1979年のイスラム革命以降、イランは最高指導者を国家の最高権威とする独自の神権政治体制を敷いている。行政の長である大統領や議会も存在するが、その権限は最高指導者の監督下にあり、複雑な権力構造が国家の安定と方向性を規定している。

最高指導者:国政の最終決定権者

イランの統治体制の頂点に立つのが最高指導者だ。現在は2代目のアリー・ハメネイ師がその任にある。最高指導者は、国政全般に関する最終決定権を持ち、イラン・イスラム共和国軍やイスラム革命防衛隊を含む全軍の最高司令官でもある。司法、立法、行政の三権の上に立ち、国家の政策や外交方針に絶大な影響力を行使する。

最高指導者は終身制だが、その選出、監督、そして罷免の権限は「専門家会議」が有している。これにより、最高指導者の権力に対する制度的な牽制が図られているのが特徴だ。

権力均衡を担う主に機関

最高指導者の下には、権力の均衡と体制維持を目的とした複数の重要機関が存在する。特に「憲法監護委員会」と「国家利益委員会」は重要な役割を担う。

憲法監護委員会は、イスラム法学者と法律専門家で構成され、議会が可決した法案や選挙の立候補者がイスラム法および憲法に適合するかを審査する強力な権限を持つ。この審査権限を通じて、国内政治の方向性を実質的に管理している。

国家利益委員会は、議会と憲法監護委員会の間で見解が対立した場合に、その調停を行う機関だ。最高指導者の諮問機関としての役割も果たし、国家の長期的な利益を判断する上で重要な位置を占める。

大統領と議会の役割

国民の直接選挙で選ばれる大統領は、行政の最高責任者として内閣を率いる。しかし、その権限は最高指導者の監督下にあり、立候補の段階で憲法監護委員会の資格審査をを通じてする必要がある。外交や経済政策の実務を担うが、重要政策は最高指導者の承認が不可欠だ。
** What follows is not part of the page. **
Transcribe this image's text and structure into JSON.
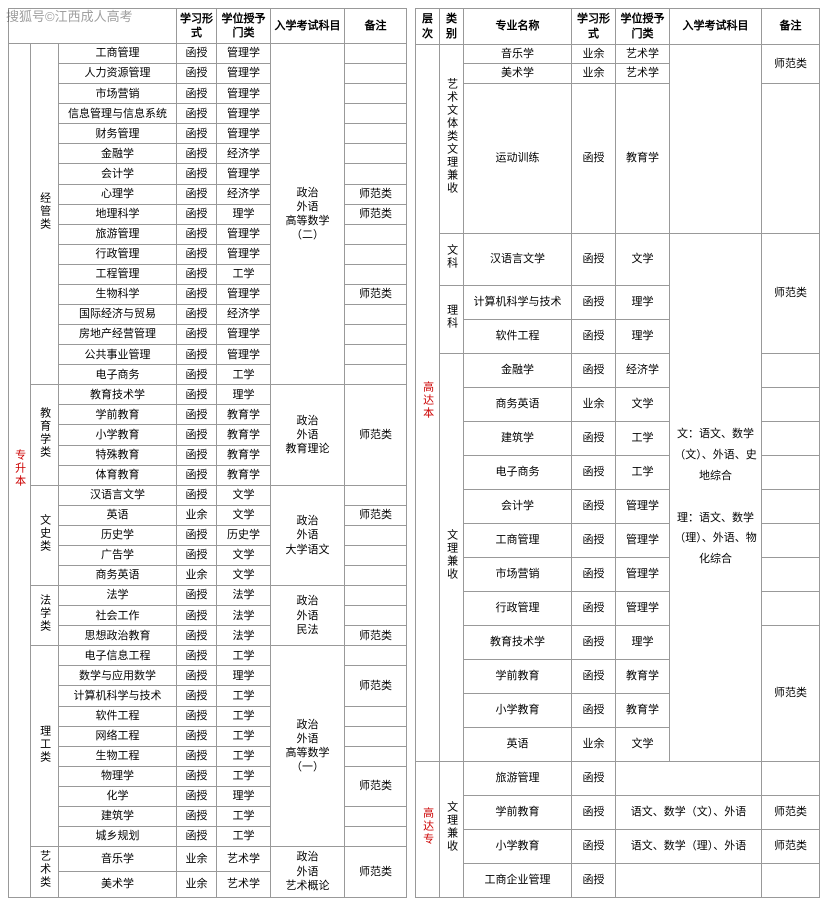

同様に、選挙で選ばれる議会(マジュレス)は立法機関であるが、可決した法案はすべて憲法監護委員会の承認を得なければならず、その権限は制限されている。このように、民意を反映する機関と、神権政治を維持する機関が複雑に絡み合うことで、イラン独自の統治体制が形成されていると、多くの専門家は分析している。

日本への影響

イランの最高指導者アリー・ハメネイ師を頂点とする神権政治体制は、日本企業にとって直接的な事業リスクを孕む。特に、憲法監護委員会が持つ「議会が可決した法案や選挙の立候補者がイスラム法および憲法に適合するかを審査する強力な権限」は、サプライチェーンの安定性を脅かす可能性がある。例えば、日本企業がイラン国内で合弁事業を展開する場合、現地パートナー企業の選定や事業計画が、イスラム法に抵触すると判断されれば、事業継続が困難になる。これは、単なる規制強化ではなく、政治的・宗教的判断による事業停止リスクであり、通常のカントリーリスク評価では捉えきれない。

また、イラン・イスラム共和国軍やイスラム革命防衛隊を含む全軍の最高司令官でもある最高指導者の存在は、地政学リスクを増幅させる。中東情勢の緊迫化は、原油価格の変動を通じて日本のエネルギー調達コストに直接影響する。イランの権力構造が、対外強硬路線を維持する可能性が高いことを示唆しており、ホルムズ海峡の安全保障に影響を及ぼす事態となれば、日本の主要な貿易ルートが寸断され、経済活動に甚大な打撃を与える。

さらに、国家利益委員会が「議会と憲法監護委員会の間で見解が対立した場合に、その調停を行う機関」である点は、イラン市場への新規参入を検討する日本企業にとって、政策決定プロセスの不透明性を意味する。法整備や規制緩和が期待されても、最終的には最高指導者の意向を汲んだ同委員会の判断が優先されるため、予測困難な政策変更リスクが常につきまとう。これは、長期的な投資戦略を立てる上で極めて重要な要素となる。